The philosophy of fell running is that you the competitor are responsible for your own safety and that you enter a race with this understanding and that you equip and conduct yourself accordingly.

It is therefore essential that you must have appropriate experience in the conditions that may be encountered so that you can manage your own safety.

Full Kit List

  • Waterproof/windproof top
  • Waterproof/windproof legs
  • Hat
  • Gloves
  • Compass
  • Whistle
  • Food and Drink as needed for the conditions
  • Own map of race route (optional - maps are provided but are often poor)
  • Something to carry above in if not needed (Bumbag/Rucksack)

You’ll need to take all of the above with you to the race - even if it looks dry when you leave home. At the race the Race Organiser (RO) will make a decision as to what you need to take with you. When you know what kit you must take with you, you then have to make a decision as to what to wear and what to pack. If like most fell runners, you'll be pondering this right up to the start!

Most fell runners stash all their kit they’re not wearing into a ‘bumbag’ but some use a hydration sack (small rucksack designed to carry minimal gear and a water bladder).

Sometimes you’ll carry nothing at all, your compass and map if you need them, can go in a pocket.


Perhaps the most important piece of equipment are the shoes you wear. Pictured below are the Inov-8 X-Talons. The main characteristics of a good 'fell' shoe:


The grip is provided by widely spaced studs - these clog up with mud less than shoes with treads or closely grouped studs.

There is less mid-sole so they have less cushioning but your feet are in closer contact with the ground for a better feel of the terrain underneath.

The shoe fits the shape of your foot more snugly so your feet do not move around inside the shoes, giving you better control when traversing and descending.

Choosing waterproof tops

The governing body for all the races within this website (WFRA) states:

“Adequate whole body cover, e.g. windproof or waterproof top and legging to give protection against the effects of wind chill, hat and gloves to protect you against hypothermia or heat exhaustion/ dehydration in the severest conditions likely on the day.”

No where is it stated that it needs be made from breathable fabric like Gore-Tex/Event etc. Something cheap is fine

It is perhaps best to take both a windproof top and a waterproof top to the races. Windproof tops like those made from ‘quantum pertex’ can be folded up to fit in the palm of your hand. This kind of top is ideal - it will keep you warm in a chilly wind – but it’s not a lot of good if it’s raining hard.


For very wet conditions you'll need a waterproof. There isn't a lot of point using an expensive Gore-tex winter walking waterproof for a fell race. For those that have run on the hills in bad weather, you will know that there is no garment that will keep you dry as when you sweat the moisture will just end up getting you wet from the inside.

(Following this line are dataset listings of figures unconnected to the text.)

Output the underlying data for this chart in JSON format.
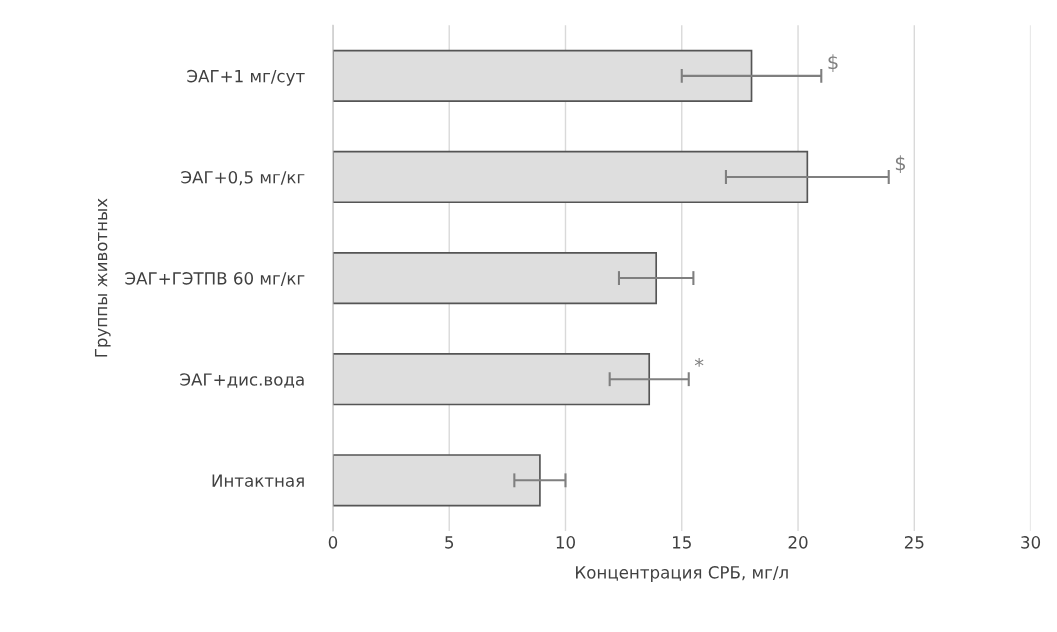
{
  "chart_data": {
    "type": "bar",
    "orientation": "horizontal",
    "xlabel": "Концентрация СРБ, мг/л",
    "ylabel": "Группы животных",
    "categories": [
      "ЭАГ+1 мг/сут",
      "ЭАГ+0,5 мг/кг",
      "ЭАГ+ГЭТПВ 60 мг/кг",
      "ЭАГ+дис.вода",
      "Интактная"
    ],
    "values": [
      18.0,
      20.4,
      13.9,
      13.6,
      8.9
    ],
    "errors": [
      [
        15.0,
        21.0
      ],
      [
        16.9,
        23.9
      ],
      [
        12.3,
        15.5
      ],
      [
        11.9,
        15.3
      ],
      [
        7.8,
        10.0
      ]
    ],
    "color": "#dedede",
    "xlim": [
      0,
      30
    ],
    "xticks": [
      0,
      5,
      10,
      15,
      20,
      25,
      30
    ],
    "grid": "x",
    "annotations": [
      {
        "text": "$",
        "x": 21.0,
        "y": "ЭАГ+1 мг/сут"
      },
      {
        "text": "$",
        "x": 23.9,
        "y": "ЭАГ+0,5 мг/кг"
      },
      {
        "text": "*",
        "x": 15.3,
        "y": "ЭАГ+дис.вода"
      }
    ]
  }
}
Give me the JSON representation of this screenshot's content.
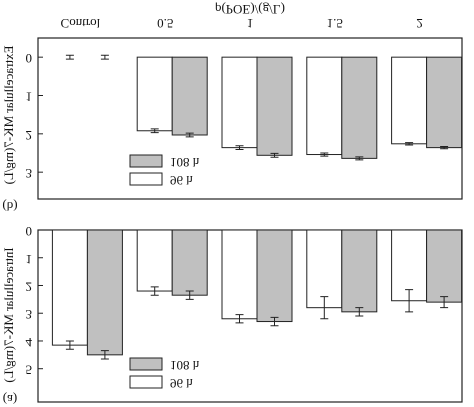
{
  "chart_data": [
    {
      "type": "bar",
      "panel_label": "(a)",
      "y_label": "Intracellular MK-7(mg/L)",
      "ylim": [
        0,
        6.2
      ],
      "yticks": [
        0,
        1,
        2,
        3,
        4,
        5
      ],
      "legend": "bottom-left",
      "series": [
        {
          "name": "96 h",
          "color": "#ffffff",
          "values": [
            4.15,
            2.2,
            3.2,
            2.8,
            2.55
          ],
          "errors": [
            0.15,
            0.15,
            0.15,
            0.4,
            0.4
          ]
        },
        {
          "name": "108 h",
          "color": "#c0c0c0",
          "values": [
            4.5,
            2.35,
            3.3,
            2.95,
            2.6
          ],
          "errors": [
            0.15,
            0.15,
            0.15,
            0.15,
            0.2
          ]
        }
      ]
    },
    {
      "type": "bar",
      "panel_label": "(b)",
      "y_label": "Extracellular MK-7(mg/L)",
      "x_label": "ρ(POE)/(g/L)",
      "categories": [
        "Control",
        "0.5",
        "1",
        "1.5",
        "2"
      ],
      "ylim": [
        -0.5,
        3.7
      ],
      "yticks": [
        0,
        1,
        2,
        3
      ],
      "legend": "bottom-left",
      "series": [
        {
          "name": "96 h",
          "color": "#ffffff",
          "values": [
            0.0,
            1.92,
            2.36,
            2.54,
            2.26
          ],
          "errors": [
            0.05,
            0.05,
            0.05,
            0.04,
            0.03
          ]
        },
        {
          "name": "108 h",
          "color": "#c0c0c0",
          "values": [
            0.0,
            2.03,
            2.56,
            2.64,
            2.36
          ],
          "errors": [
            0.05,
            0.05,
            0.05,
            0.04,
            0.03
          ]
        }
      ]
    }
  ]
}
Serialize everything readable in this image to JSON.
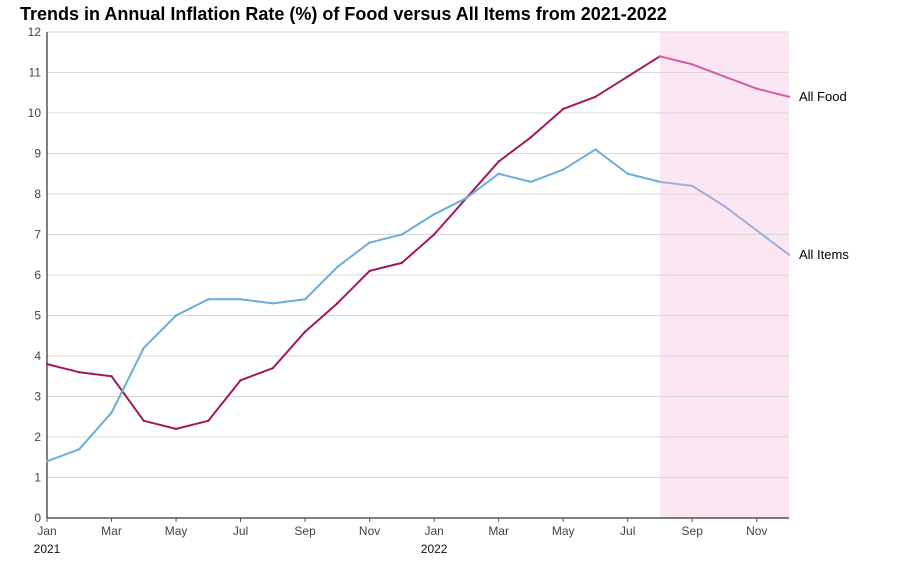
{
  "chart_data": {
    "type": "line",
    "title": "Trends in Annual Inflation Rate (%) of Food versus All Items from 2021-2022",
    "xlabel": "",
    "ylabel": "",
    "ylim": [
      0,
      12
    ],
    "yticks": [
      0,
      1,
      2,
      3,
      4,
      5,
      6,
      7,
      8,
      9,
      10,
      11,
      12
    ],
    "grid": true,
    "legend": "none (series labeled directly at right end of lines)",
    "x": [
      "2021-01",
      "2021-02",
      "2021-03",
      "2021-04",
      "2021-05",
      "2021-06",
      "2021-07",
      "2021-08",
      "2021-09",
      "2021-10",
      "2021-11",
      "2021-12",
      "2022-01",
      "2022-02",
      "2022-03",
      "2022-04",
      "2022-05",
      "2022-06",
      "2022-07",
      "2022-08",
      "2022-09",
      "2022-10",
      "2022-11",
      "2022-12"
    ],
    "x_tick_labels": [
      {
        "month": "2021-01",
        "label": "Jan"
      },
      {
        "month": "2021-03",
        "label": "Mar"
      },
      {
        "month": "2021-05",
        "label": "May"
      },
      {
        "month": "2021-07",
        "label": "Jul"
      },
      {
        "month": "2021-09",
        "label": "Sep"
      },
      {
        "month": "2021-11",
        "label": "Nov"
      },
      {
        "month": "2022-01",
        "label": "Jan"
      },
      {
        "month": "2022-03",
        "label": "Mar"
      },
      {
        "month": "2022-05",
        "label": "May"
      },
      {
        "month": "2022-07",
        "label": "Jul"
      },
      {
        "month": "2022-09",
        "label": "Sep"
      },
      {
        "month": "2022-11",
        "label": "Nov"
      }
    ],
    "year_labels": [
      {
        "month": "2021-01",
        "label": "2021"
      },
      {
        "month": "2022-01",
        "label": "2022"
      }
    ],
    "series": [
      {
        "name": "All Food",
        "color": "#a3195b",
        "forecast_color": "#d55ca3",
        "values": [
          3.8,
          3.6,
          3.5,
          2.4,
          2.2,
          2.4,
          3.4,
          3.7,
          4.6,
          5.3,
          6.1,
          6.3,
          7.0,
          7.9,
          8.8,
          9.4,
          10.1,
          10.4,
          10.9,
          11.4,
          11.2,
          10.9,
          10.6,
          10.4
        ]
      },
      {
        "name": "All Items",
        "color": "#6baed6",
        "forecast_color": "#a1aed8",
        "values": [
          1.4,
          1.7,
          2.6,
          4.2,
          5.0,
          5.4,
          5.4,
          5.3,
          5.4,
          6.2,
          6.8,
          7.0,
          7.5,
          7.9,
          8.5,
          8.3,
          8.6,
          9.1,
          8.5,
          8.3,
          8.2,
          7.7,
          7.1,
          6.5
        ]
      }
    ],
    "shaded_region": {
      "from": "2022-08",
      "to": "2022-12",
      "color": "#fde6f3"
    },
    "colors": {
      "grid": "#d9d9d9",
      "axis": "#000000"
    }
  }
}
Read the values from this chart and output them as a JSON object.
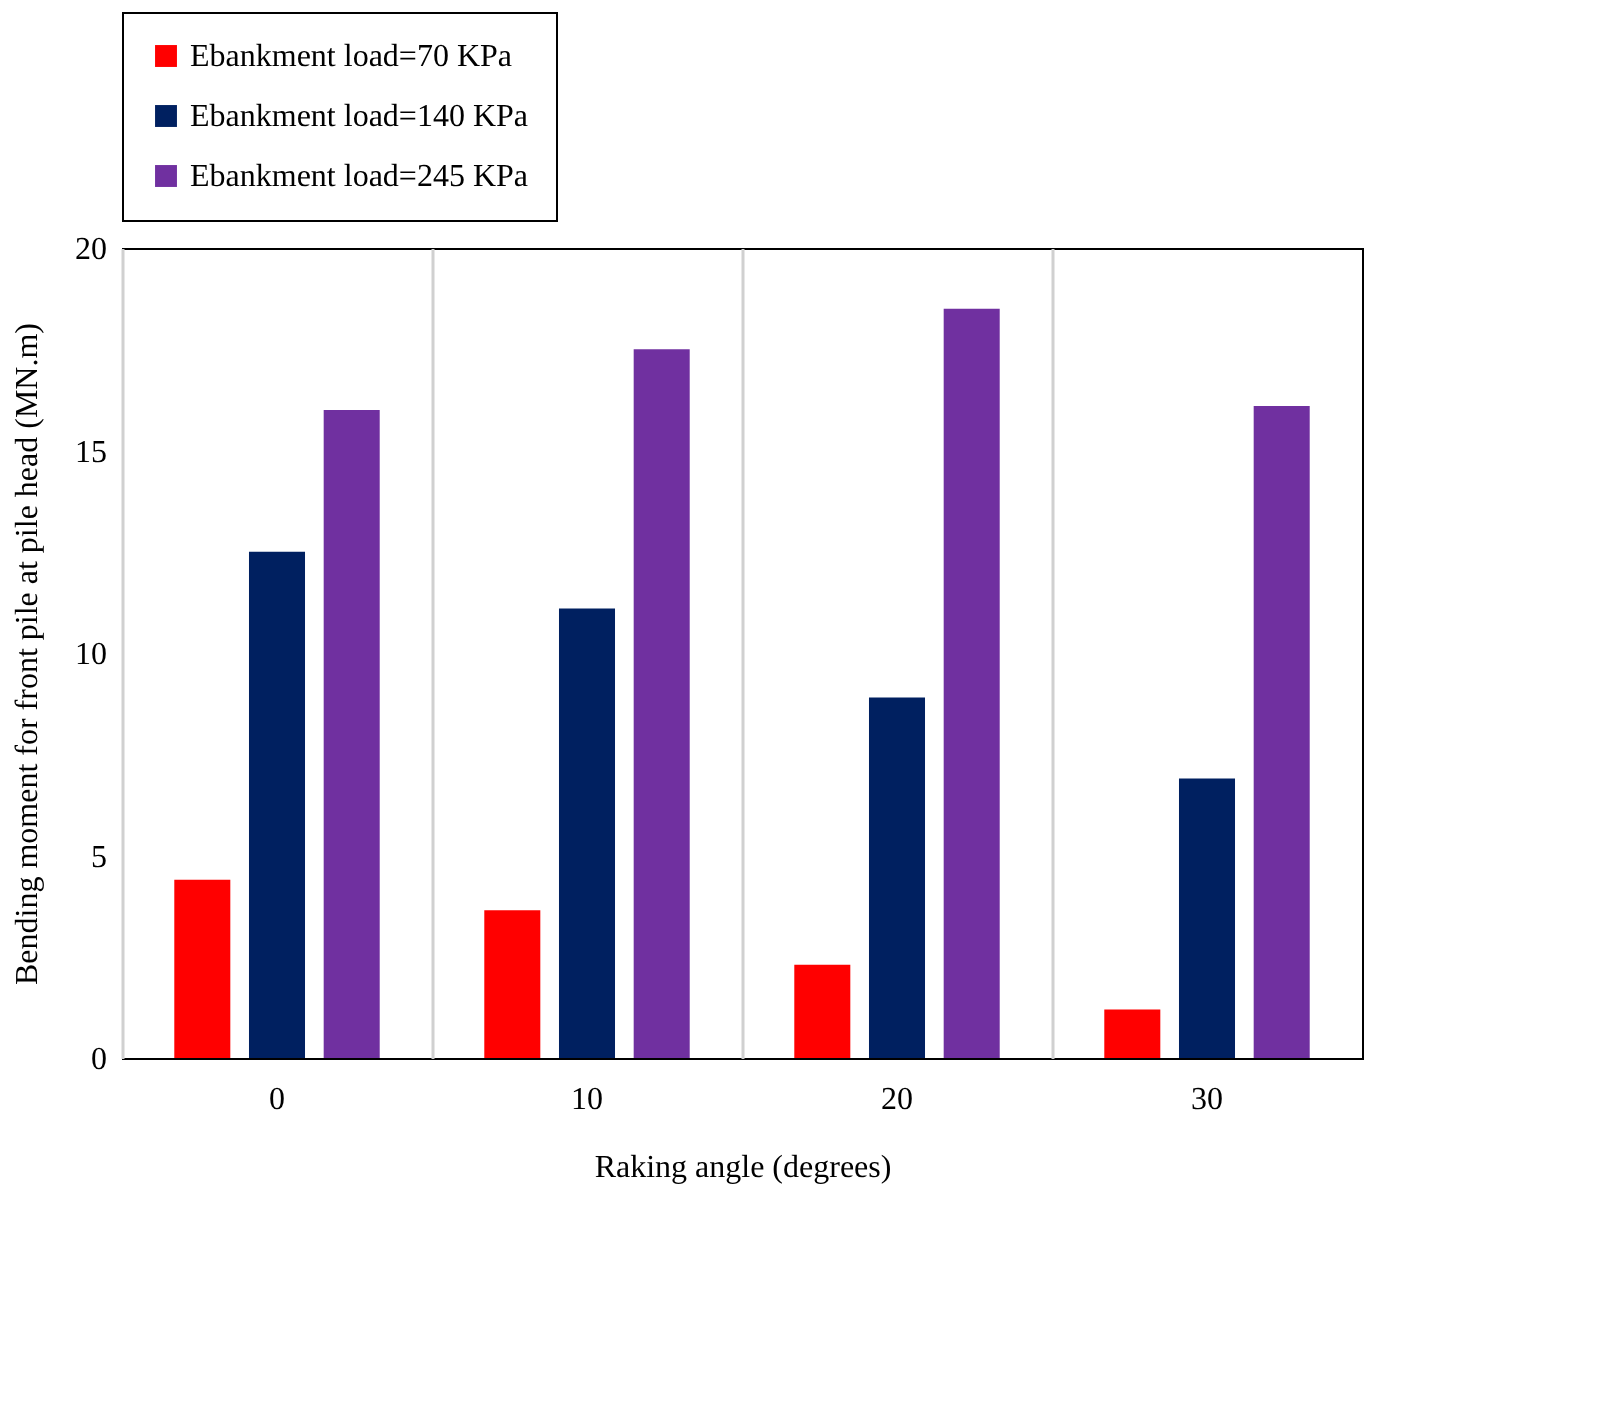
{
  "chart_data": {
    "type": "bar",
    "xlabel": "Raking angle (degrees)",
    "ylabel": "Bending moment for front pile at pile head (MN.m)",
    "categories": [
      "0",
      "10",
      "20",
      "30"
    ],
    "series": [
      {
        "name": "Ebankment load=70 KPa",
        "color": "#ff0000",
        "values": [
          4.4,
          3.65,
          2.3,
          1.2
        ]
      },
      {
        "name": "Ebankment load=140 KPa",
        "color": "#002060",
        "values": [
          12.5,
          11.1,
          8.9,
          6.9
        ]
      },
      {
        "name": "Ebankment load=245 KPa",
        "color": "#7030a0",
        "values": [
          16.0,
          17.5,
          18.5,
          16.1
        ]
      }
    ],
    "ylim": [
      0,
      20
    ],
    "yticks": [
      0,
      5,
      10,
      15,
      20
    ],
    "grid": "x",
    "legend": "top"
  }
}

So called breathable fabrics do cut down on moisture trapped inside but for most runners they make little difference when running hard in a race.The purpose of a shell type windproof garment is to cut down on wind chill - It’s all about being as comfortable as you can when wet.

Don’t be fooled into thinking that for a short fell race like Craig Yr Allt you won’t need the full kit. The RO may demand it if the weather is bad and you may well end up being glad you wore it! It’s very easy to become hypothermic if you need to slow down or walk for some reason. Hypothermia kills more people in the hills than anything else.